Waren er vorig jaar op elektronicabeurs IFA nog maar enkele modellen van 3D-televisies te vinden, dit jaar werd door fabrikanten volop ingezet op de technologie. ”Over een paar jaar is 3D-tv net zo vanzelfsprekend als kleurentelevisie nu is”, zei Matt Murray van de televisie-divisie van Philips.
3D kan een nieuwe impuls betekenen voor de televisiemakers. De verkoop van tv’s steeg vorig jaar minder hard dan het jaar daarvoor. Bovendien staan de prijzen flink onder druk. De grote vraag is nu of consumenten extra in de buidel willen tasten voor 3D-tv. In de beginfase zal een beetje 3D-tv zo’n 2000 euro kosten.

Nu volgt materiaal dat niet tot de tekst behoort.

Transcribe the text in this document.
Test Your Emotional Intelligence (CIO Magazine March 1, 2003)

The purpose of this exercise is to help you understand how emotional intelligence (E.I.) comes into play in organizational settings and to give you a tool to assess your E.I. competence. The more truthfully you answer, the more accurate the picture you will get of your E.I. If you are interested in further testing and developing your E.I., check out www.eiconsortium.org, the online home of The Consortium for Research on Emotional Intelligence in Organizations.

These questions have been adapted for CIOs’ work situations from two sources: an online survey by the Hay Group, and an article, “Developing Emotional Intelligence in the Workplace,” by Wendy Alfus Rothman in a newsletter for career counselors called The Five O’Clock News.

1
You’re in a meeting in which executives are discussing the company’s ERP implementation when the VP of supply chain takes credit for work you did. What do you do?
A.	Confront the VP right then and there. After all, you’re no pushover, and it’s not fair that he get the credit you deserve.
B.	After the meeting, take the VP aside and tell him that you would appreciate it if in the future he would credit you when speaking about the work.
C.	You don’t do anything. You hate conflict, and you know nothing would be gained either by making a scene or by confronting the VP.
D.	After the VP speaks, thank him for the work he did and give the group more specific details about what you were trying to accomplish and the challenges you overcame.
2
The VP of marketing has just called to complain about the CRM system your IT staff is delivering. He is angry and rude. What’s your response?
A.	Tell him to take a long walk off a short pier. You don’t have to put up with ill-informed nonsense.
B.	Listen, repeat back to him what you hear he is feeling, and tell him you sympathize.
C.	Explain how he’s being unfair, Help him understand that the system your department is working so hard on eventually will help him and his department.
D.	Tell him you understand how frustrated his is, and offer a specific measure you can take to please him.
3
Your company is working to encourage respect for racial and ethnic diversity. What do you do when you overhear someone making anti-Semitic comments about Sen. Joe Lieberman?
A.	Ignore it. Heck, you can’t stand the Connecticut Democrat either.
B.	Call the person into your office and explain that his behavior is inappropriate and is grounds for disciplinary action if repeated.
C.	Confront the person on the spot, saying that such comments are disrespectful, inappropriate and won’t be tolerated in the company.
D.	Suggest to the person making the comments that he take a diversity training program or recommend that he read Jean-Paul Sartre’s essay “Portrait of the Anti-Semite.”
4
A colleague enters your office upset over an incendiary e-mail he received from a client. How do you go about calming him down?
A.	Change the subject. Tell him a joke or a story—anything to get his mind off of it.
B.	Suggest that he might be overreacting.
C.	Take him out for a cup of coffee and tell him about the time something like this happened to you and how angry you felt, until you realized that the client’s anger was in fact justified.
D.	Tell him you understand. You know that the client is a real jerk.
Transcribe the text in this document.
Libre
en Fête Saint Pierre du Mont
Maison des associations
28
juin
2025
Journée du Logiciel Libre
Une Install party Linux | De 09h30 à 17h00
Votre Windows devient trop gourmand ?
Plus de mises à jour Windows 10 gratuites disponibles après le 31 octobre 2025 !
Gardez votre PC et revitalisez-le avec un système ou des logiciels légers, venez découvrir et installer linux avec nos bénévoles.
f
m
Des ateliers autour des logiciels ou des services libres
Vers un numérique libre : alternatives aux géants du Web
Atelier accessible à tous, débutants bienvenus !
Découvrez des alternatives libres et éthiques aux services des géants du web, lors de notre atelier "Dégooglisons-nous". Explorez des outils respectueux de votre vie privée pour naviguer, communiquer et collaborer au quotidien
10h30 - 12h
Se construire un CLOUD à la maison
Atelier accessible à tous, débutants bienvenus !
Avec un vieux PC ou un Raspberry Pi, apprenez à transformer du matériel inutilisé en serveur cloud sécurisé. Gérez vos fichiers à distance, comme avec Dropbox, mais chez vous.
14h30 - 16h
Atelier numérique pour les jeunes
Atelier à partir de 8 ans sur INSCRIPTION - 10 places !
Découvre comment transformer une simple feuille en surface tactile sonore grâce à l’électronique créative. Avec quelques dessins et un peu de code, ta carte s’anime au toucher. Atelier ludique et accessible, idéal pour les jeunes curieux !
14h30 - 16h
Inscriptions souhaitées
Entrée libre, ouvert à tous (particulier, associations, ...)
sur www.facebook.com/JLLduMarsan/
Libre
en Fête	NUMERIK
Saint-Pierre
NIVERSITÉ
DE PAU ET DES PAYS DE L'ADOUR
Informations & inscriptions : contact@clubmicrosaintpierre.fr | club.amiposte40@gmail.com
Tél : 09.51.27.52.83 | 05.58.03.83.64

Keuze is er in ieder geval genoeg voor de consument. Elke fabrikant legt weer zijn eigen accenten. Sony en LG waren er vroeg bij en brachten deze zomer al 3D-televisies op de markt. Panasonic had dit jaar op de IFA waarschijnlijk het breedste aanbod, met 3D-plasmatelevisies en blu-rayspelers die de techniek ondersteunen. Daarnaast biedt het consumenten zelf de gelegenheid een driedimensionaal filmpje te schieten met de 3D-videocamera.
Geen speciale bril
De enige fabrikant die een 3D-televisie aankondigde waarvoor je geen speciale bril nodig hebt, is Toshiba. Hoe de technologie precies werkt, werd echter niet bekendgemaakt. Philips experimenteerde eerder al met deze technologie, maar hiermee was het probleem dat je het effect maar op één bepaald punt voor de tv kon waarnemen. Het in juni door oud-Philips medewerkers opgerichte bedrijfje Dimenco ontwikkelt de technologie verder, maar zal zich in eerste instantie richten op de zakelijke markt, vertelt één van de oprichters. ”Het duurt nog een jaar of drie à vijf eer het klaar is voor de consumentenmarkt.”
Philips kondigde deze week de eerste 3D televisie op bioscoopformaat, oftewel de schermverhouding 21:9 aan. Het bedrijf wil consumenten een vergelijkbare beleving thuis bieden als in de bioscoop. Door het gebruik van speciale LED-technologie zijn de kleuren en contrasten scherper dan ooit. Volgens directeur technische marketing Danny Tack belangrijk voor de 3D-beleving.
Visuele effecten
De belangrijkste vraag in al het 3D-geweld is misschien wel of er ook genoeg 3D-materiaal beschikbaar komt om te bekijken. Filmregisseur Barney Cokeliss maakte een demonstratiefilmpje voor Philips in 3D. ”Het kost heel veel tijd om te maken, omdat je met twee camera’s werkt die op elkaar afgestemd moeten worden.”
Animatiefilms zoals Avatar lenen zich beter voor 3D, omdat het effect door de computer wordt gecreëerd. Toch kunnen ook films met echte acteurs volgens Cokeliss wel rendabel zijn, omdat 3D door de extra aantrekkingskracht ook voor meer inkomsten zorgt. ”Het moet echter wel een film zijn met visuele effecten, het is de vraag of de techniek zich leent voor een film met vooral dialogen.”
Het is ook mogelijk dat filmmakers ervoor kiezen om het 3D-effect achteraf toe te voegen, zoals bij de film Alice in Wonderland gebeurde. ”Hier werd het effect achteraf gecreëerd door met de computer de beelden van de acteurs om een driedimensionale kolom te leggen. Dit is sneller om te filmen, maar geeft een minder mooi effect”, zegt Cokeliss.